Second, evaluate your financial situation and determine if you can comfortably afford the premiums. Finally, think about your personal risk tolerance and preferences for long-term care options, such as home care or assisted living facilities.

Can I wait until I’m older to purchase long-term care insurance?

While it’s possible to wait, keep in mind that the cost of premiums generally increases as you get older. Moreover, there’s always a chance that your health may deteriorate, making it difficult to qualify for coverage or resulting in higher premiums. Waiting too long might also limit your policy options, as some insurers have age restrictions.

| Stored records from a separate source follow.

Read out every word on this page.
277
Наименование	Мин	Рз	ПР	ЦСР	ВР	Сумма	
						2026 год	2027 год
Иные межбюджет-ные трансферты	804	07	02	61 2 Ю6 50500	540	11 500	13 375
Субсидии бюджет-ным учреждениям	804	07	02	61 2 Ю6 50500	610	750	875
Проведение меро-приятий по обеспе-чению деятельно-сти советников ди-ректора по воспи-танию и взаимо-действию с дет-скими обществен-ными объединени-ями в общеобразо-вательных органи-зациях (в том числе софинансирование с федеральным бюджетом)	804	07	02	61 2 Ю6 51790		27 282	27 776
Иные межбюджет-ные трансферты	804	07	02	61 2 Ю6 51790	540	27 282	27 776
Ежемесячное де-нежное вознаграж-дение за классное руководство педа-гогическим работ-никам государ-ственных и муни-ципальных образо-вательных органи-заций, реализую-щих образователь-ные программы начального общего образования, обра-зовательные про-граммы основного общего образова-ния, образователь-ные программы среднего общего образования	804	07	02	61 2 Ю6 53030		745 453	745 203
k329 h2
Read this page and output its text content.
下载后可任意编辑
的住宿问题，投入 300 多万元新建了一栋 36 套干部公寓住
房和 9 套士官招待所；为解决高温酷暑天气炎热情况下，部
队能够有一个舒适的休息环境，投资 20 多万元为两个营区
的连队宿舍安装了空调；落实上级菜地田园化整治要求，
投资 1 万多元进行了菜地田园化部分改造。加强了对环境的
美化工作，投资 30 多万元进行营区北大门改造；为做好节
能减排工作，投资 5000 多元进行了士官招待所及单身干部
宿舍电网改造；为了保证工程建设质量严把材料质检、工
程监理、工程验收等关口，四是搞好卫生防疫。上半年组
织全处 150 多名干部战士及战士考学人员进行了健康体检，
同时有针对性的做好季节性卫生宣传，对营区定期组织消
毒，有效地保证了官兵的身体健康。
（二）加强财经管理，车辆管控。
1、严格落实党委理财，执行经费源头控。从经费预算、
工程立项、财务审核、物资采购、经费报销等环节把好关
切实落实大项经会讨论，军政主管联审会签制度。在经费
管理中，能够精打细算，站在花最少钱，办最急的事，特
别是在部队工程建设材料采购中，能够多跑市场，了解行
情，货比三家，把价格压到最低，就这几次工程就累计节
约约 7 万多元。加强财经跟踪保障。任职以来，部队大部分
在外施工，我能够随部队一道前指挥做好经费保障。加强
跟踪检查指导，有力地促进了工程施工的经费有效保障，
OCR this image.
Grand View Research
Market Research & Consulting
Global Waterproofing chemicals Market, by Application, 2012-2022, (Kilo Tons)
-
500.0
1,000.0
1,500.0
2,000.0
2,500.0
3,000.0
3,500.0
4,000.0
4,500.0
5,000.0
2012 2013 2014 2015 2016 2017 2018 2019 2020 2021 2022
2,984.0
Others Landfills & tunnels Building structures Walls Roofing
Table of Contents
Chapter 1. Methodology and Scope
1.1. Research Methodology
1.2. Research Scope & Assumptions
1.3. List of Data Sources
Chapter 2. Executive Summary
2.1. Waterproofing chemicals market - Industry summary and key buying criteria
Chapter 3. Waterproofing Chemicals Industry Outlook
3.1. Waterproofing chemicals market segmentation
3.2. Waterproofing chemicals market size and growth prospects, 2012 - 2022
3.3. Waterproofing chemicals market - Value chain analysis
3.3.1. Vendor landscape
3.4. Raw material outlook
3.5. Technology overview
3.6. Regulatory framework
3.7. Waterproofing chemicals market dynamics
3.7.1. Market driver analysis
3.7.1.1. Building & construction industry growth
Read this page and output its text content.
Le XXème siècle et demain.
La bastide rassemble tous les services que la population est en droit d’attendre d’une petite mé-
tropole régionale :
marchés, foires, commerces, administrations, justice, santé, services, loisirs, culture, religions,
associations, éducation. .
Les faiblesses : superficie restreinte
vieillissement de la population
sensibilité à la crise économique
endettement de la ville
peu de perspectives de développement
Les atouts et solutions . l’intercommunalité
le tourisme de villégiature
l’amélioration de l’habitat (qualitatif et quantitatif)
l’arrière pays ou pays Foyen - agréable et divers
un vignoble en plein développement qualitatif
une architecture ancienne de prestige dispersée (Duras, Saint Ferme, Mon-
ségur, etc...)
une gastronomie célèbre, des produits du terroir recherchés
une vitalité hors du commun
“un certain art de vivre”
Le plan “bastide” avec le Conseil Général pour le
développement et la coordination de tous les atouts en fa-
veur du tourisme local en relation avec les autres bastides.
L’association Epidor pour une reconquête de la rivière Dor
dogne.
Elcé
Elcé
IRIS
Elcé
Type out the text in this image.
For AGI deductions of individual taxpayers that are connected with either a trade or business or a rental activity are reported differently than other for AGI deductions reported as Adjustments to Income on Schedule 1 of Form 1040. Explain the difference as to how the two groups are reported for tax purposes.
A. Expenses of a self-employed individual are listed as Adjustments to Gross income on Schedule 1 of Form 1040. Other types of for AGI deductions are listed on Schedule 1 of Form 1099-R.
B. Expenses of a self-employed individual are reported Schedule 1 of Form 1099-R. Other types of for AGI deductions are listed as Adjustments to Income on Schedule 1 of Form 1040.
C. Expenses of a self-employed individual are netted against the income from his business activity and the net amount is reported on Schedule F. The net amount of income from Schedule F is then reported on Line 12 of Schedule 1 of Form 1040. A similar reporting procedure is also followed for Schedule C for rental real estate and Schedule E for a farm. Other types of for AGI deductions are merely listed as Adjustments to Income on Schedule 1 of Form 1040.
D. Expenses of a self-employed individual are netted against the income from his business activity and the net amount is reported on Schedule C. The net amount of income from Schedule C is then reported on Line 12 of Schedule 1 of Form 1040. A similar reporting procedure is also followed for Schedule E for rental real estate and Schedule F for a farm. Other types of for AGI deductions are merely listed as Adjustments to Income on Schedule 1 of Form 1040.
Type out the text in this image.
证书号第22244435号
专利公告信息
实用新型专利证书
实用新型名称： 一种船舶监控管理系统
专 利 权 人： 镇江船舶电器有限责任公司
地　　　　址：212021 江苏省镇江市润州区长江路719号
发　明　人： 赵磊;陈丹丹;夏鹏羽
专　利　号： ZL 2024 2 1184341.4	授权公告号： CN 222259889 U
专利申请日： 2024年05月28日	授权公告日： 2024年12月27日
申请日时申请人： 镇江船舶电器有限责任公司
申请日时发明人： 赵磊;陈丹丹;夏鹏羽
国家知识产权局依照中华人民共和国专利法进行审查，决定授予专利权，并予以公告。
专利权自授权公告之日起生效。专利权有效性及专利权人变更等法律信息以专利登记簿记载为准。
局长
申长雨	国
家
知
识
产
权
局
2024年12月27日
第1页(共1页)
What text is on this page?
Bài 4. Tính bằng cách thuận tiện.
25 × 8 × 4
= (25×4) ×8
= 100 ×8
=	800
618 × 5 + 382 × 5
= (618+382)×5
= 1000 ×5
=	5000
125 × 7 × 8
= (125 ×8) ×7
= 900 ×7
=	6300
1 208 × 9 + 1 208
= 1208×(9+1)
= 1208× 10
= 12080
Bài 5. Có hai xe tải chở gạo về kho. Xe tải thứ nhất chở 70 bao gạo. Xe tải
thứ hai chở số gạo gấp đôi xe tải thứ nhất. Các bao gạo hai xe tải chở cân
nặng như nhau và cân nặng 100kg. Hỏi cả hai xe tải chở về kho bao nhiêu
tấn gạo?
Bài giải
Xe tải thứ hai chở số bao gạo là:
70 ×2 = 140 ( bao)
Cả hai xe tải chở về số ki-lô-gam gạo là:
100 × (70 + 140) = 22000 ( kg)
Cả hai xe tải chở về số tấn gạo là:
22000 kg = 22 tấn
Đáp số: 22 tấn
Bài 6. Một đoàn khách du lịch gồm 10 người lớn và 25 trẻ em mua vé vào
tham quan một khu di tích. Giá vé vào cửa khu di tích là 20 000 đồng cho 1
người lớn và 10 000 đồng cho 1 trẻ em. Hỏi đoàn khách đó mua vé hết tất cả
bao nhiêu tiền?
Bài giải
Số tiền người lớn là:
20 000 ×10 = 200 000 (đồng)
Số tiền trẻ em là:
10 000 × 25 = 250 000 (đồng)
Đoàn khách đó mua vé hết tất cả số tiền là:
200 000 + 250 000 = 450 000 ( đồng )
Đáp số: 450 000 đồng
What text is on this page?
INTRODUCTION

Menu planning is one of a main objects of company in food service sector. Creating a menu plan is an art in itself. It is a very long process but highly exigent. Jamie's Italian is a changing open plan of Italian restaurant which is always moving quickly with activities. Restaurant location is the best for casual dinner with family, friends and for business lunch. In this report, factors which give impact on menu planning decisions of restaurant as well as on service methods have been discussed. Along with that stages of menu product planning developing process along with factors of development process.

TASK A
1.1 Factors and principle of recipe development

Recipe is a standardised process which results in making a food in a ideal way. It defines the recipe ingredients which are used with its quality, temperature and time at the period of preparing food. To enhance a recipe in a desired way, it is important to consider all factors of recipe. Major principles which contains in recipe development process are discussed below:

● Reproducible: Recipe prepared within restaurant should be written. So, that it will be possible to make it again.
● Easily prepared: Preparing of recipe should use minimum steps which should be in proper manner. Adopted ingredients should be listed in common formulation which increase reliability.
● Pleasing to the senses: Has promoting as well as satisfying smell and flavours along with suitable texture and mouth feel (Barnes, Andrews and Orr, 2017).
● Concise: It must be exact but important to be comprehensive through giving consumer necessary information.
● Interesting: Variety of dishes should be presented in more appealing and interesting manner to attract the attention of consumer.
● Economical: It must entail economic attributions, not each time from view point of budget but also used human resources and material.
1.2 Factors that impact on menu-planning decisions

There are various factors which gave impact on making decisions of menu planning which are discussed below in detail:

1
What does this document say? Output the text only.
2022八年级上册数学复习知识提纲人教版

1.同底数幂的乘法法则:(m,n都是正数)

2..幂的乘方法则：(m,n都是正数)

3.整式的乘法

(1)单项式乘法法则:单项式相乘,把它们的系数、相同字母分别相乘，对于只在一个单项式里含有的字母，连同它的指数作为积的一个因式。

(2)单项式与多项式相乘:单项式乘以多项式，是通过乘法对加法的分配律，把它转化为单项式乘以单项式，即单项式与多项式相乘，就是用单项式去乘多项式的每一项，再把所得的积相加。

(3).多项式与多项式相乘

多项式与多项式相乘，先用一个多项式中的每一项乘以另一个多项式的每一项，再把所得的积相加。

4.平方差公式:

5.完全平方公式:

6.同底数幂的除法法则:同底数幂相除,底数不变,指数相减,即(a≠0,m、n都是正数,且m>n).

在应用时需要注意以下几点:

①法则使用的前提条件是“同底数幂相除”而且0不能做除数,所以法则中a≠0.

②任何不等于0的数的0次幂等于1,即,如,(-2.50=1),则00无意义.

Is it ever too early to consider long-term care insurance?

It’s uncommon for individuals in their 30s or 40s to prioritize long-term care insurance, as they may have other financial priorities like saving for retirement or paying off debts. However, if you have a family history of chronic illnesses or conditions that commonly require long-term care, it may be worth exploring long-term care insurance options earlier.

Additionally, some policies offer benefits like premium discounts for those who purchase coverage at a younger age.

Can I rely solely on Medicare or Medicaid for long-term care coverage?

Medicare only provides limited coverage for short-term skilled nursing care, typically following a hospital stay. It doesn’t cover custodial care, which includes assistance with activities of daily living like bathing or dressing.

Medicaid may offer long-term care coverage for those with limited assets and income, but eligibility requirements vary by state, and it’s typically reserved for individuals with low income and few assets.

Long-term care insurance can provide additional coverage options and flexibility beyond what Medicare or Medicaid offers.